Avoid ZipTemplates when:

- You need escaping, conditionals, loops, or template composition across files.
- You need a mature ecosystem of helpers and tooling (internationalization, partials, etc.).

## Edge cases and considerations

- Missing placeholders: decide between empty string substitution vs. throwing an error (provide strict mode).
- Escaping: ZipTemplates does not escape HTML or other contexts by default — callers must escape values where needed.
- Large templates: parsing and storing arrays uses memory proportional to template structure — still usually less allocation-heavy than repeated concatenation.
- Placeholder collision / ambiguous syntax: pick a clear placeholder syntax and document it.

## Extensibility

Possible small additions that remain lightweight:

- Strict mode: throw on missing values.
- Named placeholders: support object maps for rendering.
- Caching parsed templates: if templates are reused, store parsed results to avoid reparsing.

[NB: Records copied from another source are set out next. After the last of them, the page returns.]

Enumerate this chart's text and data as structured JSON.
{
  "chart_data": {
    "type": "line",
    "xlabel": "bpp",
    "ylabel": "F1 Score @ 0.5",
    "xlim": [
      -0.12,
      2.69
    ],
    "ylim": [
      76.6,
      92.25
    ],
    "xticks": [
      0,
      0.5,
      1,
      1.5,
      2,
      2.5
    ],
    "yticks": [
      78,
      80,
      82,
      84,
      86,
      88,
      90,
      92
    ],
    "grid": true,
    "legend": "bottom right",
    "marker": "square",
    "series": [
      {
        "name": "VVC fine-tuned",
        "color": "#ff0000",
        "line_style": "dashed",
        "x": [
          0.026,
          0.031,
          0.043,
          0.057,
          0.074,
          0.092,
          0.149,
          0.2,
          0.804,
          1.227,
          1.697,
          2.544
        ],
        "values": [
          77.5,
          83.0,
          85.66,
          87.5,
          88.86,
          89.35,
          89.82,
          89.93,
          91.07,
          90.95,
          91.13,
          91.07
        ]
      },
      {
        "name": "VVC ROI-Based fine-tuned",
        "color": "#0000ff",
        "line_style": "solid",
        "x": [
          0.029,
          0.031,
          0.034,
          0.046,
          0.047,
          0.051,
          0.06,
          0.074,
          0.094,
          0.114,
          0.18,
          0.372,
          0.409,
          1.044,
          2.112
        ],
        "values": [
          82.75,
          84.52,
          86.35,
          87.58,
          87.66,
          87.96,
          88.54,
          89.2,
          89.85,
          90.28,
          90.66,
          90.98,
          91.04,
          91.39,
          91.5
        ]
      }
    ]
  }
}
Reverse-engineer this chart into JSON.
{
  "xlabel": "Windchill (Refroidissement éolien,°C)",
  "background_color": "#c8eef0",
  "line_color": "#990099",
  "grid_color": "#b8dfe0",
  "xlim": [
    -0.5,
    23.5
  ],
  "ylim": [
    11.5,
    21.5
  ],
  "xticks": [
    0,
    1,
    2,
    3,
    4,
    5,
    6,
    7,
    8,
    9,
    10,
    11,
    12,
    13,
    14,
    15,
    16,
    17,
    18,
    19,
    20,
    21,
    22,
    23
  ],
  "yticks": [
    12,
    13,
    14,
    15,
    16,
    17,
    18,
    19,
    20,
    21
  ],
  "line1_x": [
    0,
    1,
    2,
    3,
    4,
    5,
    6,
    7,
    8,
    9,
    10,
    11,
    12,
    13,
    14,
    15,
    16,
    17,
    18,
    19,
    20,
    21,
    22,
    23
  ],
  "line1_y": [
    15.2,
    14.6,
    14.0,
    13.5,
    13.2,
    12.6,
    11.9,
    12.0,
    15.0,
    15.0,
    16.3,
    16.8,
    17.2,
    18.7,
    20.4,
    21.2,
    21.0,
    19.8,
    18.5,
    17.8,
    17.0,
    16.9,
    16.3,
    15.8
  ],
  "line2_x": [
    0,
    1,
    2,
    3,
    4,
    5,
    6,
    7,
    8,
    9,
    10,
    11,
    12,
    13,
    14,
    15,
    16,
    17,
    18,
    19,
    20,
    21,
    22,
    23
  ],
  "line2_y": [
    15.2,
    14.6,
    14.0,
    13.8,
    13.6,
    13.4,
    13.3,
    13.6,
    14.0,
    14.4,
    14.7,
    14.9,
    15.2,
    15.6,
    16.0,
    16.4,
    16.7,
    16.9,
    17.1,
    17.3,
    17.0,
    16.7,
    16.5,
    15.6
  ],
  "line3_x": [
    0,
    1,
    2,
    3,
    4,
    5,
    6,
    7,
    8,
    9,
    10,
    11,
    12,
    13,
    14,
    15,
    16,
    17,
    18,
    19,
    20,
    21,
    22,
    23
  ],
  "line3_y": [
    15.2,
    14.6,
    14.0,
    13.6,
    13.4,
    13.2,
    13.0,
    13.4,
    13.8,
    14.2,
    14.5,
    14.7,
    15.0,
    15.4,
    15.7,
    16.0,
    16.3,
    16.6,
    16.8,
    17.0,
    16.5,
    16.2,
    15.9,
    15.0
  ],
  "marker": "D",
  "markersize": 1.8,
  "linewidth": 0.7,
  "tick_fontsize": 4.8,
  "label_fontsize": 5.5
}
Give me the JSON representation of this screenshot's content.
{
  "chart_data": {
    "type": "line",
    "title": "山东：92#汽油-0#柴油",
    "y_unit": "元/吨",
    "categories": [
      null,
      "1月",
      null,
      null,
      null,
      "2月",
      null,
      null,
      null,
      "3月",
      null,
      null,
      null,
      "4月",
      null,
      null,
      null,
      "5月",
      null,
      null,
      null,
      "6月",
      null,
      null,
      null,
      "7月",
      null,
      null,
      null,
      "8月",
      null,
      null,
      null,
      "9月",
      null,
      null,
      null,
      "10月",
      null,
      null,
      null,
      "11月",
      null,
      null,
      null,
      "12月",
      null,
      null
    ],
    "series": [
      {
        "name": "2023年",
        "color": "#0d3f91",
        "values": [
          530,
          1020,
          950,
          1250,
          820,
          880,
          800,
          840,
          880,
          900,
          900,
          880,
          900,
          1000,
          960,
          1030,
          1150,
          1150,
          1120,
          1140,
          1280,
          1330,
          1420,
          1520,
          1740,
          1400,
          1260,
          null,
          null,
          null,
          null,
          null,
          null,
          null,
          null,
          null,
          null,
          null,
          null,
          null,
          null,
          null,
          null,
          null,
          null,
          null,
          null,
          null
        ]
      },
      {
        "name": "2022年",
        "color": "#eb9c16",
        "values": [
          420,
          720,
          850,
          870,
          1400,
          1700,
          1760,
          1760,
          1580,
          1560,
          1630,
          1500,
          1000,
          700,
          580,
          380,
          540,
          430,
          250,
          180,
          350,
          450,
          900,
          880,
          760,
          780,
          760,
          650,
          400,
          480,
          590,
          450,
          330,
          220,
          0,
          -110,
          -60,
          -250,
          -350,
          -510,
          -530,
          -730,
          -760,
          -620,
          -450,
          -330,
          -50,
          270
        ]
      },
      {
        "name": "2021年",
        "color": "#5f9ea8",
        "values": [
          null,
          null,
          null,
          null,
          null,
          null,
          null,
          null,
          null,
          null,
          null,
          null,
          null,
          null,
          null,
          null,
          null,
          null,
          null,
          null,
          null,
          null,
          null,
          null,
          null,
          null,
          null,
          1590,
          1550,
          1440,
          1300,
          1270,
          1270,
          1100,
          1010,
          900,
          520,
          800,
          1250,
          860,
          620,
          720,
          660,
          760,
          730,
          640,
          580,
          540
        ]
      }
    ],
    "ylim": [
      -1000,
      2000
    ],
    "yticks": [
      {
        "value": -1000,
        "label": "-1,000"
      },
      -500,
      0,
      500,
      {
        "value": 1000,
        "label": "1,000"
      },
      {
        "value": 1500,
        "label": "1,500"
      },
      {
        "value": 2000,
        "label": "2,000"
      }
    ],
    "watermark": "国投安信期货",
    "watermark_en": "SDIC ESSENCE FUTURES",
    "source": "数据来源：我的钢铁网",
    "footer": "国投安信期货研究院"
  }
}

## Quick checklist for implementers

- [ ] Choose placeholder syntax and document it.
- [ ] Implement `parse` and `render` with clear semantics for missing values.
- [ ] Add an optional `escape` hook for common contexts (HTML, URI).
- [ ] Add tests: happy path and missing placeholder behavior.

## Files changed / created

- `README.md` — this file: describes the project, usage, and comparisons.

## Final notes

ZipTemplates is intentionally small and focused. If you need richer templating features, pair ZipTemplates with a small set of utilities (escaping, caching, and a strict mode) or switch to a full template engine when complexity demands it.